While the past few years have seen numerous reports of very high-profile ERP failures, this one may be more complicated and subtler – and more devastating as well as difficult to fix.
Most crucially, when a supply chain stretching from raw materials through to the consumer devouring Gummy Bears is interrupted, it affects cash flow, sales, profitability and even a company’s reputation. While Haribo is a large business and should be able to recover from the problems created by its faulty ERP software system, the company’s issues highlight the operational disruption that can occur when the installation is faulty.
Problems from the Get-Go
Whatever issues may have been the result of a faulty development and integration, they might have been exacerbated because Haribo took its ERP system live without doing pre-launch testing to ensure that it would work properly. It can be an early warning that the project is in trouble.
Effective piloting and in-house beta testing might have fended off some, if not all, of the later problems. In my work as an ERP software system deal negotiator and contract drafter, I always insert a clause that provides for testing of the system. It also requires the integrator to fix any problems uncovered before an ERP system is accepted by the user and launched.
In those rare situations where the pre-launch process does not reveal issues that need to be corrected, there is something seriously wrong with the testing regimen.
Aligning the Business Model
Frequently, ERP is designed to accommodate the existing business model and the company ordering it neglects to consider what the future may look like. In the case of Haribo, it planned to dramatically expand its business internationally which would affect its supply chain and manufacturing process as well as distribution, invoicing and collections.
Although we don’t yet know all of the details of Haribo’s dispute with SAP because a lawsuit has not been filed, it seems apparent that its SAP transformation may not have been properly aligned.

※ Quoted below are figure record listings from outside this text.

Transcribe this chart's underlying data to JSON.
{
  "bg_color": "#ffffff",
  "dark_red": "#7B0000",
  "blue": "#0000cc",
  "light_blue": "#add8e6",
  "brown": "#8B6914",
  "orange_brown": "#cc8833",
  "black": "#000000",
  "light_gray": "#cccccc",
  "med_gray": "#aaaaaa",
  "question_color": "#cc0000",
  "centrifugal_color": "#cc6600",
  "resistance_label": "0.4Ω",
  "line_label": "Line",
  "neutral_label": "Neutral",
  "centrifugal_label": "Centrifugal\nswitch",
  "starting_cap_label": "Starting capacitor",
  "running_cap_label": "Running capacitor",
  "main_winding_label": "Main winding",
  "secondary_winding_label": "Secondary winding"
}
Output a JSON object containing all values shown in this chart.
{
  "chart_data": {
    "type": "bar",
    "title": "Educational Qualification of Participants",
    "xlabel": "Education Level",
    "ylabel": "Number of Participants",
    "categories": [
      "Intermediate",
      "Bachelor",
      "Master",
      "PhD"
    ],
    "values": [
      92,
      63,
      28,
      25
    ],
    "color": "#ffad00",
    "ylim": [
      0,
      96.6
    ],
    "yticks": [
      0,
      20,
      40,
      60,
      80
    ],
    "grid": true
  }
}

As noted ERP consultant Eric Kimberling observes, “Rather than paving the cow paths of how business was done in the past, (the ERP system) needs to enable your future business model.”
In many of the ERP software system disputes that I have litigated on behalf of clients, often the problems are a case study in not learning lessons from other’s mistakes.

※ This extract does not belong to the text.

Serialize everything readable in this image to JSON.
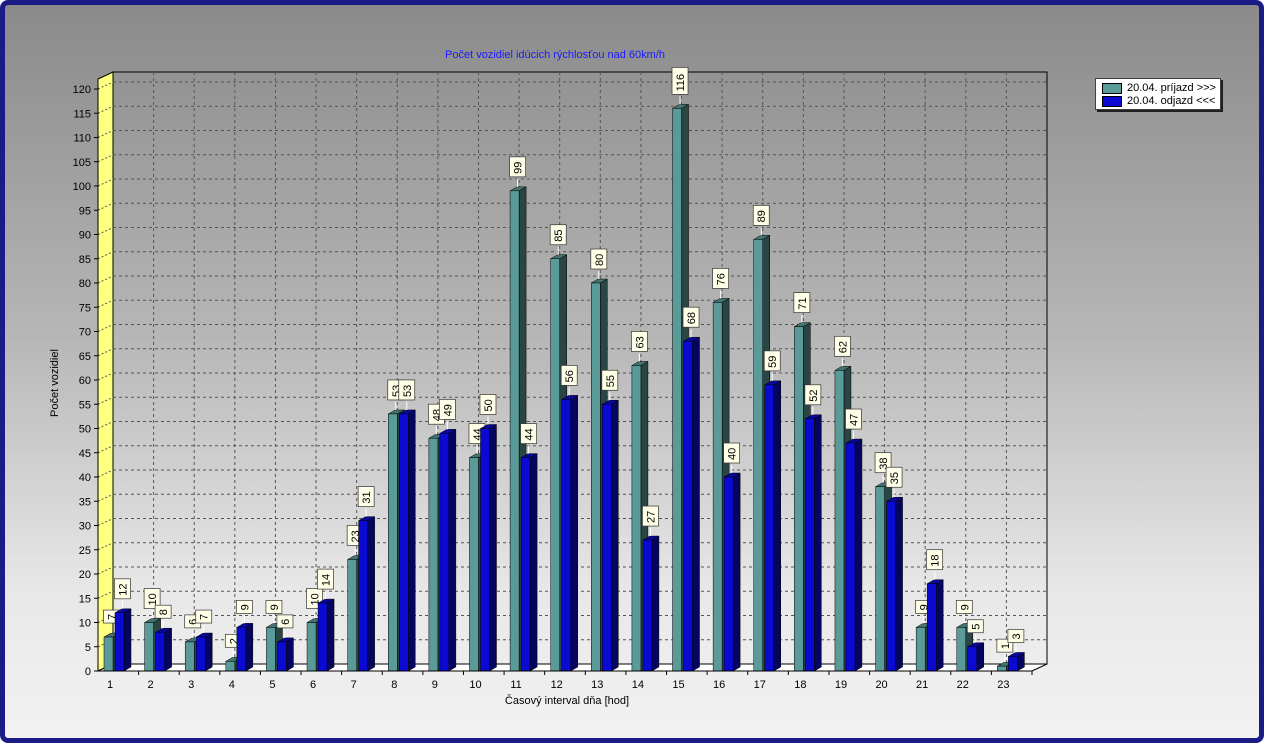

In the Haribo matter, it seems that the company’s top management failed to focus sufficient attention on their business processes – now and in the future – or they didn’t grasp which processes were needed during the transformation.
Moreover, it’s not enough for senior leaders to simply sign off on a plan; they need to be actively involved during development and integration to ensure the success of the project. No integrator has the ultimate responsibility for this even though they do have an obligation to proactively alert the user where issues appear to be emerging.
It is imperative for the C-suite to take ownership of ERP projects. As the lawyer negotiating and drafting the contract, I can only create provisions to protect the business; it’s up to the people in corner offices to pay close enough attention so they can intervene before a small issue bubbles up into a major lawsuit.